Ayat ini juga menunjukkan bahwa iman semata tidak cukup untuk menjamin tercapainya kebahagiaan seseorang, akan tetapi hendaknya disertai amal shaleh. Allah Swt. telah menetapkan dalam Al-Qur’an bahwa apabila disebut kata-kata iman selalu diiringi oleh amal baik, seperti tampak dalam firman-Nya :
“Barangsiapa yang mengerjakan amal-amal saleh, baik ia laki-laki maupun wanita sedangkan ia orang yang beriman, maka mereka itu masuk ke dalam surga dan mereka tidak dianiaya walaupun hanya sedikit. (QS. An-Nisa’: 124).
 

Dan firman-Nya lagi :
“Maka barangsiapa yang mengerjakan (barang sedikit pun) dari amalan-amalan yang saleh sedang ia beriman, maka tidak ada pengingkaran terhadap amalannya itu.” (QS. A1-Anbiya’: 94)

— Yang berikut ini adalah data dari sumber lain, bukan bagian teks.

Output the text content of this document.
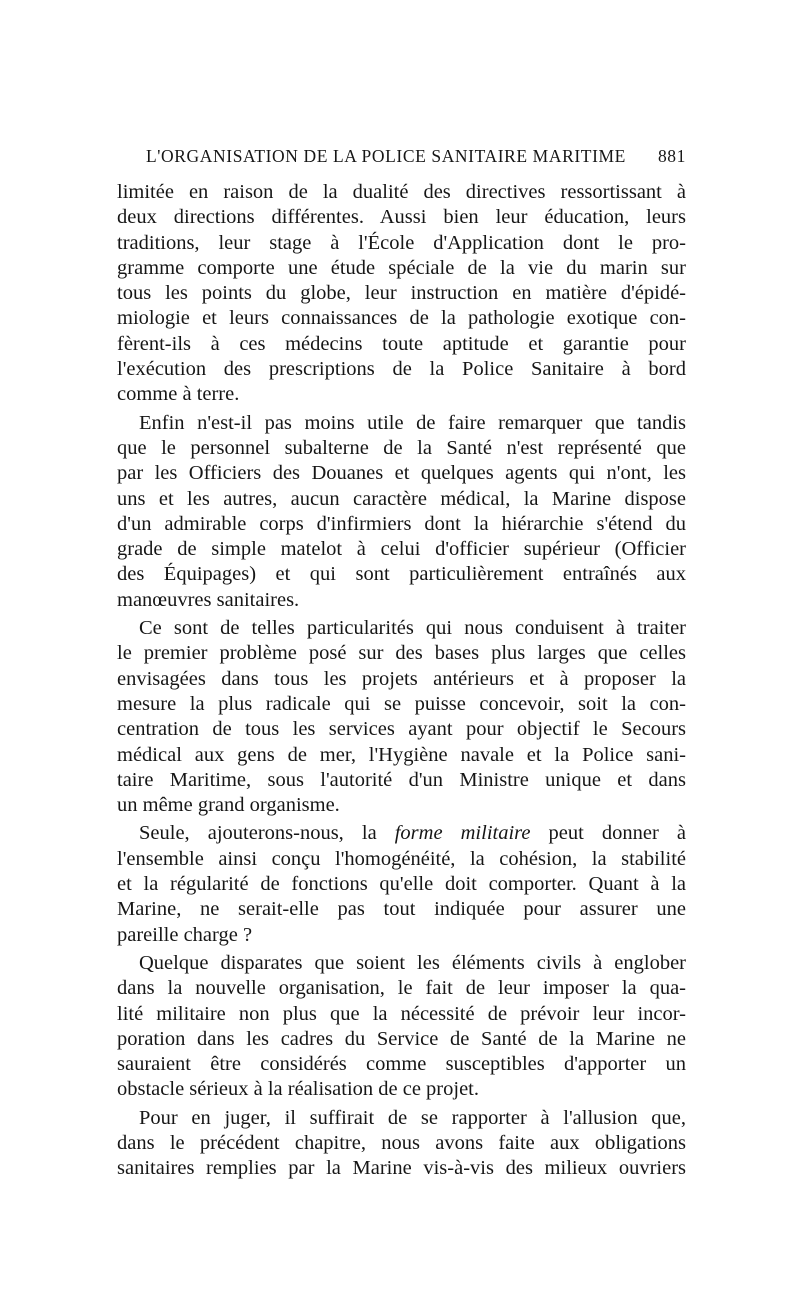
L'ORGANISATION DE LA POLICE SANITAIRE MARITIME 881
limitée en raison de la dualité des directives ressortissant à
deux directions différentes. Aussi bien leur éducation, leurs
traditions, leur stage à l'École d'Application dont le pro-
gramme comporte une étude spéciale de la vie du marin sur
tous les points du globe, leur instruction en matière d'épidé-
miologie et leurs connaissances de la pathologie exotique con-
fèrent-ils à ces médecins toute aptitude et garantie pour
l'exécution des prescriptions de la Police Sanitaire à bord
comme à terre.
Enfin n'est-il pas moins utile de faire remarquer que tandis
que le personnel subalterne de la Santé n'est représenté que
par les Officiers des Douanes et quelques agents qui n'ont, les
uns et les autres, aucun caractère médical, la Marine dispose
d'un admirable corps d'infirmiers dont la hiérarchie s'étend du
grade de simple matelot à celui d'officier supérieur (Officier
des Équipages) et qui sont particulièrement entraînés aux
manœuvres sanitaires.
Ce sont de telles particularités qui nous conduisent à traiter
le premier problème posé sur des bases plus larges que celles
envisagées dans tous les projets antérieurs et à proposer la
mesure la plus radicale qui se puisse concevoir, soit la con-
centration de tous les services ayant pour objectif le Secours
médical aux gens de mer, l'Hygiène navale et la Police sani-
taire Maritime, sous l'autorité d'un Ministre unique et dans
un même grand organisme.
Seule, ajouterons-nous, la forme militaire peut donner à
l'ensemble ainsi conçu l'homogénéité, la cohésion, la stabilité
et la régularité de fonctions qu'elle doit comporter. Quant à la
Marine, ne serait-elle pas tout indiquée pour assurer une
pareille charge ?
Quelque disparates que soient les éléments civils à englober
dans la nouvelle organisation, le fait de leur imposer la qua-
lité militaire non plus que la nécessité de prévoir leur incor-
poration dans les cadres du Service de Santé de la Marine ne
sauraient être considérés comme susceptibles d'apporter un
obstacle sérieux à la réalisation de ce projet.
Pour en juger, il suffirait de se rapporter à l'allusion que,
dans le précédent chapitre, nous avons faite aux obligations
sanitaires remplies par la Marine vis-à-vis des milieux ouvriers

Apabila mereka itu telah berserah diri kepada Allah dan beramal, maka mereka tidak perlu merasa khawatir dan merasa sedih. Lain halnya dengan orang-orang yang tersesat oleh berhala dan tersesat dari petunjuk Allah. Di antara tabiat orang-orang mukmin ialah apabila mereka ditimpa oleh sesuatu yang tidak disenangi, mereka akan menyelidiki sebab-sebabnya dan berusaha keras untuk mengatasinya. Kalau belum teratasi, mereka menyerahkan persoalan itu kepada kekuasaan Allah. Niat mereka sedikit pun tidak kendor dan hati mereka pun menyadari bahwa untuk mengatasi semua kesulitan itu ia harus menyerahkan diri kepada kekuatan yang hakiki, yaitu Allah Swt. Sedang tabiat orang-orang yang tidak beriman ialah takut menghadapi masa depan mereka dan selalu resah hati dalam menghadapi segala sesuatu yang akan menimpa. Maka, apabila mereka ditimpa malapetaka, mereka kebingungan tak tahan menghadapi kesusahan itu, dan tak dapat mencari jalan keluar.

Penjelasan tema di atas juga dapat ditelususri dalam ayat-ayat berikut: QS. Ali Imran: 19, 83, 85, QS. Al-Maidah: 3, QS. Al-An’am: 14.

Sebab Turunnya Surat An Nisa Ayat 135 (Ajakan Untuk Beriman)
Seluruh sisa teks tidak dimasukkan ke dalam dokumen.